If you talk about dynamic proxies in EF there are two different types to distinguish:
- Proxies for lazy loading
- Proxies for change tracking
Usually a change tracking proxy also can serve as a proxy for lazy loading. The reverse is not true. This is because the requirements for change tracking proxies are higher, especially all properties - also the scalar properties - must be virtual
. For lazy loading it is enough that the navigation properties are virtual
.
The fact that a change tracking proxy always also allows to leverage lazy loading is the main reason why the DbContext has this configuration flag:
DbContext.Configuration.LazyLoadingEnabled
This flag is true by default. Setting it to false
disables lazy loading even if proxies are created. This is especially important if you are working with change tracking proxies but don't want to use those proxies for lazy loading as well.
The option ...
DbContext.Configuration.ProxyCreationEnabled
... disables proxy creation completely - for change tracking and lazy loading as well.
Both flags only have a meaning at all if your entity classes meet the requirements for creating either change tracking or lazy loading proxies.
Now, you know the purpose of dynamic lazy loading proxies. So, why should one use dynamic change tracking proxies?
Actually the only reason I am aware of is performance. But this is a very strong reason. Comparing snapshot based change tracking with proxy based change tracking the performance difference is huge - from my measurements a factor of 50 to 100 is realistic (taken from a method which needed around one hour for 10000 entites with snapshot based change tracking and 30 to 60 seconds after making all properties virtual to enable change tracking proxies). This is getting an important factor if you have some application which processes and changes many (say more than 1000) entities. In a web application where you possibly only have Create/Change/Delete operations on single entities in a web request this difference doesn't matter so much.

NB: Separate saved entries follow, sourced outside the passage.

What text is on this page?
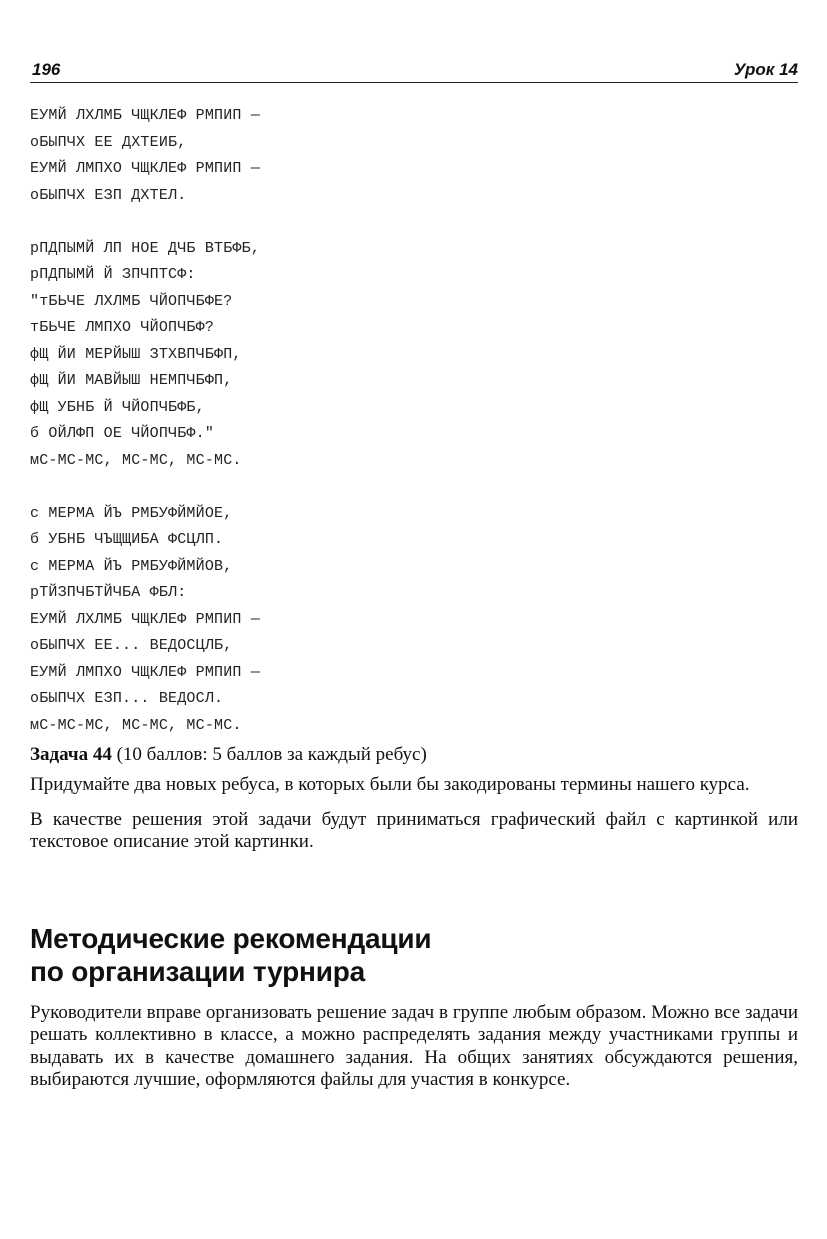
196	Урок 14
ЕУМЙ ЛХЛМБ ЧЩКЛЕФ РМПИП —
оБЫПЧХ ЕЕ ДХТЕИБ,
ЕУМЙ ЛМПХО ЧЩКЛЕФ РМПИП —
оБЫПЧХ ЕЗП ДХТЕЛ.
рПДПЫМЙ ЛП НОЕ ДЧБ ВТБФБ,
рПДПЫМЙ Й ЗПЧПТСФ:
"тБЬЧЕ ЛХЛМБ ЧЙОПЧБФЕ?
тБЬЧЕ ЛМПХО ЧЙОПЧБФ?
фЩ ЙИ МЕРЙЫШ ЗТХВПЧБФП,
фЩ ЙИ МАВЙЫШ НЕМПЧБФП,
фЩ УБНБ Й ЧЙОПЧБФБ,
б ОЙЛФП ОЕ ЧЙОПЧБФ."
мС-МС-МС, МС-МС, МС-МС.
с МЕРМА ЙЪ РМБУФЙМЙОЕ,
б УБНБ ЧЪЩЩИБА ФСЦЛП.
с МЕРМА ЙЪ РМБУФЙМЙОВ,
рТЙЗПЧБТЙЧБА ФБЛ:
ЕУМЙ ЛХЛМБ ЧЩКЛЕФ РМПИП —
оБЫПЧХ ЕЕ... ВЕДОСЦЛБ,
ЕУМЙ ЛМПХО ЧЩКЛЕФ РМПИП —
оБЫПЧХ ЕЗП... ВЕДОСЛ.
мС-МС-МС, МС-МС, МС-МС.
Задача 44 (10 баллов: 5 баллов за каждый ребус)

Придумайте два новых ребуса, в которых были бы закодированы термины нашего курса.

В качестве решения этой задачи будут приниматься графический файл с картинкой или текстовое описание этой картинки.

Методические рекомендации
по организации турнира

Руководители вправе организовать решение задач в группе любым образом. Можно все задачи решать коллективно в классе, а можно распределять задания между участниками группы и выдавать их в качестве домашнего задания. На общих занятиях обсуждаются решения, выбираются лучшие, оформляются файлы для участия в конкурсе.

In almost all situations you can leverage eager or explicite loading to achieve the same goal if you don't want to work with lazy loading proxies. The performance for proxy based lazy loading or non-proxy based explicite loading is the same because basically the same query happens when navigation properties are loaded - in the first case the proxy does the query, in the second case your hand-written code. So, you can live without lazy loading proxies without losing to much.
But if you want reasonable performance to process many, many entities there is no alternative to change tracking proxies - aside from using EntityObject
derived entities in EF 4.0 (not an option in EF 4.1 because it's forbidden when you use DbContext
) or not using Entity Framework at all.
Edit (May 2012)
In the meantime I have learned that there are situations where change tracking proxies are not faster or even worse in performance compared to snapshot based tracking.
Due to these complications when using change tracking proxies, the prefered way is to use snapshot based change tracking by default and use proxies carefully (after doing some tests) only in situations where high performance is required and where they prove to be faster than snapshot based change tracking.